What is the appropriate statistical test to compare distributions of snack preference between the two classes?
▶️ Answer / Explanation
Step 1 — Identify the goal:
We want to compare distributions of snack preference across two populations (two classes).
Step 2 — Choose the test:
The appropriate test is the Chi-Square Test for Homogeneity.
Step 3 — Conditions:
- Random samples from each class
- Expected counts for each cell ≥ 5
- Observations are independent
All conditions are satisfied; the chi-square test for homogeneity can be applied to compare the distributions.
Verifying Conditions for Chi-Square Tests (Independence or Homogeneity)
Verifying Conditions for Chi-Square Tests (Independence or Homogeneity)
Before performing a chi-square test, we must ensure the conditions for valid statistical inference are met.
Conditions:
Randomness: Data should come from a random sample or a randomized experiment.
- For homogeneity: each population must be sampled randomly.

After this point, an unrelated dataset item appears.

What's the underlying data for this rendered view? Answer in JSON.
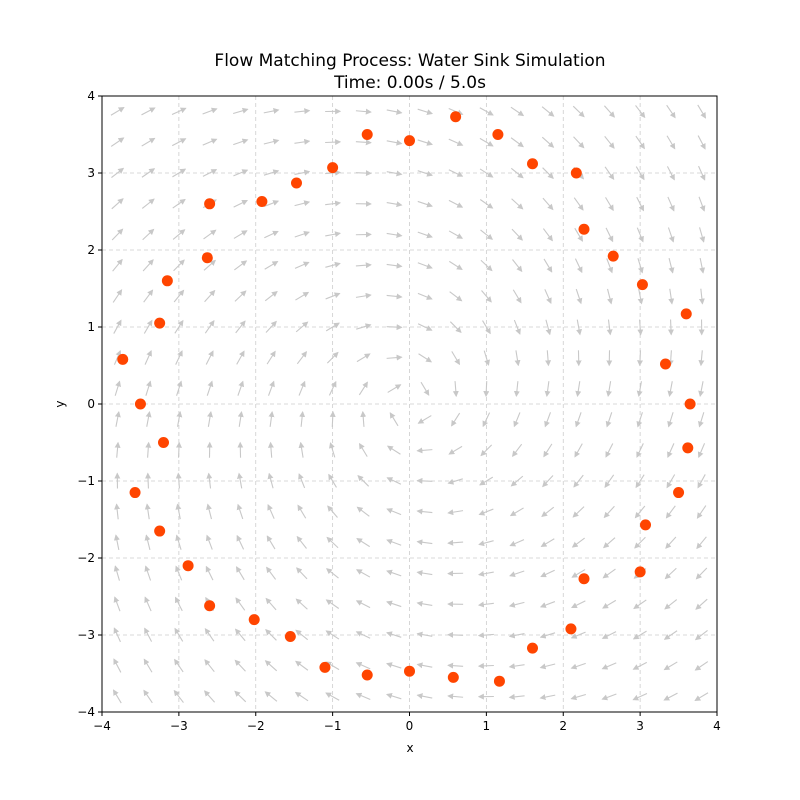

- For independence: the sample from the population should be random.
Independence: Observations must be independent.
- Check the 10% condition if sampling without replacement: \(n \le 0.1N\).
Expected Counts: Each cell in the two-way table must have an expected count ≥ 5.
Formula: \(\displaystyle E_{ij} = \frac{(\text{row total}_i)(\text{column total}_j)}{\text{grand total}}\)
Notes:
- If all conditions are satisfied, the chi-square distribution can be used to calculate probabilities for the test statistic.
- Failure to meet these conditions may invalidate the results of the chi-square test.
Example
A survey records 60 students’ snack preferences (Chips, Candy) and gender (Male, Female) in a two-way table. Before testing independence, check the conditions:
Chips | Candy | Row Total | |
---|---|---|---|
Male | 30 | 20 | 50 |
Female | 10 | 40 | 50 |
Column Total | 40 | 60 | 100 |
▶️ Answer / Explanation
Step 1 — Randomness: Sample of students is random
Step 2 — Independence: Each student’s response is independent. 10% condition satisfied if sampling without replacement
Step 3 — Expected counts:
- Male & Chips: \(E = \frac{50 \times 40}{100} = 20\)
- Male & Candy: \(E = \frac{50 \times 60}{100} = 30\)
- Female & Chips: \(E = \frac{50 \times 40}{100} = 20\)
- Female & Candy: \(E = \frac{50 \times 60}{100} = 30\)
All expected counts ≥ 5, so this condition is satisfied.
Conclusion: All conditions for performing a chi-square test for independence are satisfied.